Opinion: Multitasking on the iPad – you're doing it wrong
19 April 2016, 11:00
Over at TechCrunch there’s an interesting headline: Live video viewing up 86% over last year in MLB’s At Bat app, thanks to the addition of multitasking. Everything you need to know is right there – MLB’s At Bat app has increased live viewing of the sport thanks to multitasking on the iPad, whereby you can watch a video stream in a corner of the screen while doing other things.
It’s a superb example of how multitasking on an iPad (i.e. within iOS) is not a straight copy of the old way of working that’s been around for maybe 40 years.
Traditionally, multitasking on the desktop is a kind of augmentation – a boost for user efficiency.

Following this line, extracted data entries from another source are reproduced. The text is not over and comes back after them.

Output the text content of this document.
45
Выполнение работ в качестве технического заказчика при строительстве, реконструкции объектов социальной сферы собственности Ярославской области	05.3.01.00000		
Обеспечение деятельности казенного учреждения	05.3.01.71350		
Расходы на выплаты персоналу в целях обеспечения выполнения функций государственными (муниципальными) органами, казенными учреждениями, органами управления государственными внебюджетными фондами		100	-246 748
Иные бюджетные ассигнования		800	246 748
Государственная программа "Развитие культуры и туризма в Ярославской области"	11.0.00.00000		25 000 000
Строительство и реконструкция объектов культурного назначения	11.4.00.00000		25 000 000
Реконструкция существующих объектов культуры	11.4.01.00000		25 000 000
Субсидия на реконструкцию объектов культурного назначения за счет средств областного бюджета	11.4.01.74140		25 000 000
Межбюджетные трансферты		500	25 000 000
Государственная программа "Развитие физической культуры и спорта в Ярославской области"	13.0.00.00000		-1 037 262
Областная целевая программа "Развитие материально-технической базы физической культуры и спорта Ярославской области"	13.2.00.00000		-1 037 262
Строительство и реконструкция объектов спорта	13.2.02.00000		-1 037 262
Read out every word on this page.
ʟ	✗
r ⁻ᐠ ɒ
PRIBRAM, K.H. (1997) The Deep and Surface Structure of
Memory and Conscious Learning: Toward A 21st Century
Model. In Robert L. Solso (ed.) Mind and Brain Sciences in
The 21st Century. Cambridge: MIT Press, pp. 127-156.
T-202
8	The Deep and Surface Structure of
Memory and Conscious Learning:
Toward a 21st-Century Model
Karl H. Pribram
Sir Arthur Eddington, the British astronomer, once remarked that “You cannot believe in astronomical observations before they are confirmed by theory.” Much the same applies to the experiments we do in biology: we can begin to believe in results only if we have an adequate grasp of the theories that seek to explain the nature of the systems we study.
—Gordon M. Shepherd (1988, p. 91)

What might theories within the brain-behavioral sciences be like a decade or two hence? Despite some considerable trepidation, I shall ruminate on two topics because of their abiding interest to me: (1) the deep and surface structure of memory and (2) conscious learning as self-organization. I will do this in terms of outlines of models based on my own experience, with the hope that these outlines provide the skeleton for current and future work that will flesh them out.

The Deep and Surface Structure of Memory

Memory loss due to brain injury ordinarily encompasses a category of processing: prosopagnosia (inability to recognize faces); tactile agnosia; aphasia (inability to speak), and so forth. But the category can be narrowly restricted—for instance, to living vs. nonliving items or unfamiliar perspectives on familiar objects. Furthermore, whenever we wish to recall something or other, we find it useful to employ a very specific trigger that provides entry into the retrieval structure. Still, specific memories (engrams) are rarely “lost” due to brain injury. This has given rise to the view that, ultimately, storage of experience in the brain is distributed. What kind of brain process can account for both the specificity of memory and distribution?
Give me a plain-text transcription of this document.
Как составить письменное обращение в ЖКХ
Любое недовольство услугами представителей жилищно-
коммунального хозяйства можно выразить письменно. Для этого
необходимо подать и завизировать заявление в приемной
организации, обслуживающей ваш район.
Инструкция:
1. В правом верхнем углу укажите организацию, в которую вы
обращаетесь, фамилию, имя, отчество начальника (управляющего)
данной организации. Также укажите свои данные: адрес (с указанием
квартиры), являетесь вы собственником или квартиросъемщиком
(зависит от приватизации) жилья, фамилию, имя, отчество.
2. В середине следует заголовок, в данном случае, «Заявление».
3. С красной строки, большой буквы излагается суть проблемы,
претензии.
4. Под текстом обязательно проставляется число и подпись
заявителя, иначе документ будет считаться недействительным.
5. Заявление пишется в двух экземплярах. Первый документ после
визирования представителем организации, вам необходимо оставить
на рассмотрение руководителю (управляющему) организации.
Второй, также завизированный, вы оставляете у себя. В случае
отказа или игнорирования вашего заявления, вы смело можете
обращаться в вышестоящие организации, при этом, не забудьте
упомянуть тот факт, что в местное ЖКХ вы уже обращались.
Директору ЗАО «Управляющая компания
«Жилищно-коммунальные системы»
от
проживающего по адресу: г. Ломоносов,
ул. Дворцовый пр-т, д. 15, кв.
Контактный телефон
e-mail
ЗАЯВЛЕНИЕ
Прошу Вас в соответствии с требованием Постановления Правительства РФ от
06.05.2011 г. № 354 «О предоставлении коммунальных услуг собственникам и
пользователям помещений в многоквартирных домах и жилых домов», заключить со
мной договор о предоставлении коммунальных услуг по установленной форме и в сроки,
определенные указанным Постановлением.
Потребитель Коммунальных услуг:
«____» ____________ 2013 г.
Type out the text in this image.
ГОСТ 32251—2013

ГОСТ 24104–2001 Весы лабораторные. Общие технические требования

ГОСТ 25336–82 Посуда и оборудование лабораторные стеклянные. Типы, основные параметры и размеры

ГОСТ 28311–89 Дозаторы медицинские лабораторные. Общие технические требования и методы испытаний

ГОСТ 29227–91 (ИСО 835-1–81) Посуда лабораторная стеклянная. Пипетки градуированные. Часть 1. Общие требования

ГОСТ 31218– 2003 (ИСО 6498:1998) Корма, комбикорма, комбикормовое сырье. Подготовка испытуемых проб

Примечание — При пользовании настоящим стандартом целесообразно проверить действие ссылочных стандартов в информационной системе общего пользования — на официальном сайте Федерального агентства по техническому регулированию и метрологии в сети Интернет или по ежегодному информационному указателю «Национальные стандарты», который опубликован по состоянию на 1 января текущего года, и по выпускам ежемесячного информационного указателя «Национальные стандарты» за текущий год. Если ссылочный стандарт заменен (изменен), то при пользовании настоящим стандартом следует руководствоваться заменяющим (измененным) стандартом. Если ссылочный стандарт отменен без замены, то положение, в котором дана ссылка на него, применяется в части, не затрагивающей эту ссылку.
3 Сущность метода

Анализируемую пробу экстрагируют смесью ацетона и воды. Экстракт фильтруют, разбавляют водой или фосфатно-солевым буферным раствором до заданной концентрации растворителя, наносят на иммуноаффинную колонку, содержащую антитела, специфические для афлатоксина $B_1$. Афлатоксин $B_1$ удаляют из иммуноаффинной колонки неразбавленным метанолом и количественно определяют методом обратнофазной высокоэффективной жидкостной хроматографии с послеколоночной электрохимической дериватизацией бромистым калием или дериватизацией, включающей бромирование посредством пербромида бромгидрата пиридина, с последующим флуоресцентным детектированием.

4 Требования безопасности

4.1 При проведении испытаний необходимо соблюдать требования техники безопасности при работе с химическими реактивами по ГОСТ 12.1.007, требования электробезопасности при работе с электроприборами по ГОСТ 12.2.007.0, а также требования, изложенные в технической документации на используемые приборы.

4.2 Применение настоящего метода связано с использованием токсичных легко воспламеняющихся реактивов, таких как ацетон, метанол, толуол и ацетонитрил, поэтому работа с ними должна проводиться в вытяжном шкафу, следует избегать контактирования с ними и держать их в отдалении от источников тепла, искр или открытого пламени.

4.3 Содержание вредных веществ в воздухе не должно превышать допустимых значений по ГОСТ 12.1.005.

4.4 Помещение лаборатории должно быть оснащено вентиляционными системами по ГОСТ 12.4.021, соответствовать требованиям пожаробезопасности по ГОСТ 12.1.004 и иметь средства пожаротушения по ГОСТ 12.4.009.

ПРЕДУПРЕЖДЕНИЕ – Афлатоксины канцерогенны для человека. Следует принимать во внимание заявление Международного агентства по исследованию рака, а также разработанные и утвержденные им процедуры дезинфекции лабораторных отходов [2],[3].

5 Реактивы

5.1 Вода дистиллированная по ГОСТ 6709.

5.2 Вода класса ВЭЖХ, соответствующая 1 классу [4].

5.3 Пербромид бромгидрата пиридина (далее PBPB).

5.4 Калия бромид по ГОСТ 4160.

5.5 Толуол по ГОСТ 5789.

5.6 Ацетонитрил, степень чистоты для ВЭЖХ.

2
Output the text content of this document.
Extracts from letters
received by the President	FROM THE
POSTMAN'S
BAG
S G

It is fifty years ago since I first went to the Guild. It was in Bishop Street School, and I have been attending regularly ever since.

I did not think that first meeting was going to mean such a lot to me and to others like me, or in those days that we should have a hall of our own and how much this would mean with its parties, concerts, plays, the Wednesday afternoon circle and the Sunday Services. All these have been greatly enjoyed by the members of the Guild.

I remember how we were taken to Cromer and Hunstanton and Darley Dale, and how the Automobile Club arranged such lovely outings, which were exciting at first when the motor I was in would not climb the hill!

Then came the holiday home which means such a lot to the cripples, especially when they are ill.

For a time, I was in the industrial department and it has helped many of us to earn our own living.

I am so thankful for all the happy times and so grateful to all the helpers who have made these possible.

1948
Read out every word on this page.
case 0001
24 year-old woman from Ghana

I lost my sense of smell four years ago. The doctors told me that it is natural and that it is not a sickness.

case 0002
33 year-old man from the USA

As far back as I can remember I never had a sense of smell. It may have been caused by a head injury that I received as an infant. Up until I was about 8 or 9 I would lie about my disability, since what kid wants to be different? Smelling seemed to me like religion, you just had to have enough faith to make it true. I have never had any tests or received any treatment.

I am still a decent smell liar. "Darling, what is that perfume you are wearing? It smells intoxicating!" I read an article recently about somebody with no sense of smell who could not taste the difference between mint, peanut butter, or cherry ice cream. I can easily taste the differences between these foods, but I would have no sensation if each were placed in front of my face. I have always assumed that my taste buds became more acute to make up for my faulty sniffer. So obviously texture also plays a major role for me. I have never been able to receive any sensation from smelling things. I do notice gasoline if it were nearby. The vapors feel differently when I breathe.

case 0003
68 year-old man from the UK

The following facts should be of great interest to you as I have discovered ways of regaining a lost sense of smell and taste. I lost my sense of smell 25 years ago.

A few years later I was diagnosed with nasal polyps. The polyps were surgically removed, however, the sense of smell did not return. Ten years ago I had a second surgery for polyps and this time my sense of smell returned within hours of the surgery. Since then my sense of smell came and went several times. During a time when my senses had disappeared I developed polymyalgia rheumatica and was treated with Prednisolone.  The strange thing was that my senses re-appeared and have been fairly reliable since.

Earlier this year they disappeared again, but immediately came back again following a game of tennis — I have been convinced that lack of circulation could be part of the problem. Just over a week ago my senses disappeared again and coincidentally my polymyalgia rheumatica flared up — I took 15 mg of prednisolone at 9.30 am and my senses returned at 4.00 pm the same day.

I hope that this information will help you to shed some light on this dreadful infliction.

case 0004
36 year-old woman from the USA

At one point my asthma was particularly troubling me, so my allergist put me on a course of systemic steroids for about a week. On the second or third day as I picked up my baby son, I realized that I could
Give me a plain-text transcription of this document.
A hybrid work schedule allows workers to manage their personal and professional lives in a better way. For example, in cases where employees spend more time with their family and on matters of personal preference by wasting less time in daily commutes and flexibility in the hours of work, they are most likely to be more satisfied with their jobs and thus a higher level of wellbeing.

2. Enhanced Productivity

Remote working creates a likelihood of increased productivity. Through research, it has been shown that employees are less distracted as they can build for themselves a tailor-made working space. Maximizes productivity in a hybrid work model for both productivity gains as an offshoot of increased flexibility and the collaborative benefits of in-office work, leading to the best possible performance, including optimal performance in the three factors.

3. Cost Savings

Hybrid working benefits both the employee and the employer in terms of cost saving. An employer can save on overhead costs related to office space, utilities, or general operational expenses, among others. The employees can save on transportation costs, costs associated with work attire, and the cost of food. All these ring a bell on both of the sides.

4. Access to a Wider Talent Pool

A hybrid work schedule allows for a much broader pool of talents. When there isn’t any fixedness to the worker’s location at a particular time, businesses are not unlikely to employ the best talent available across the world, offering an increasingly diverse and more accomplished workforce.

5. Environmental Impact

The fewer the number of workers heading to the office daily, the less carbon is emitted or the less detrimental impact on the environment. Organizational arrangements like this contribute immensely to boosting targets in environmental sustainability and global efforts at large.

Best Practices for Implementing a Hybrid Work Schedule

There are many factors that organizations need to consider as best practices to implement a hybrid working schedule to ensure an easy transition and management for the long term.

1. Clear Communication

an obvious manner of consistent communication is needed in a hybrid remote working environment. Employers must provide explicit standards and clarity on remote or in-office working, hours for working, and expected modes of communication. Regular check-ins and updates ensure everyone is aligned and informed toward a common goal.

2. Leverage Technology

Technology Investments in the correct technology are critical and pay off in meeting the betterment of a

I might position the Mail and word processor windows side-by-side, for example, so I can copy text into a new document. I might have the Contacts app behind one of these in order to look somebody up, and so on, without my workflow suffering.
The key thing here is that multitasking helps me focus on one main task: doing a part of my job. Sure, I might have iTunes playing music in the background, but most apps I have open at any one time are open to let me do one single thing more efficiently.
With the iPad, we’re in an era of lifestyle multitasking. To use the example above of MLB, we can keep an eye on sports while we do just about anything else – chat, answer email, tap in a word processor, or even play a game. I might tap away writing a blog post while keeping sports open. I might use split screen to keep Messages open so I can chat to my wife while writing journalism.
This is a cultural more than a technological difference.
It’s no secret that the plurality of technology has forced us to evolve. Back in the 1980s, if the TV was turned on then it took all our attention. Things have changed. Nowadays we use our iPhones or iPads while watching TV to do loads of other things simultaneously: tweet or check email, or play games.
The multitasking feature of the iPad is right there catering for this. You want to watch Netflix while you chat to friends? Go right ahead. Want to check Tinder while you watch Doctor Who? Use split screen, and mix and match. It’ll keep up with you.
Next time you hear an argument that the multitasking experience on the iPad is wrong, or too weak, bear this in mind. It’s not about helping you do one main task better. It’s about keeping up with your life. And as iOS multitasking evolves, we’ll see more of a push in this direction. Right now at Apple somebody is wracking their brains trying to figure out how an iPad can let the user easily switch between three or perhaps more lifestyle tasks. That’s a really hard puzzle to solve – but if anybody can, Apple can.
The iPad’s multitasking is designed for the here and now, as well as the future, and not for computing as it was 30 or 40 years ago. Bravo Apple.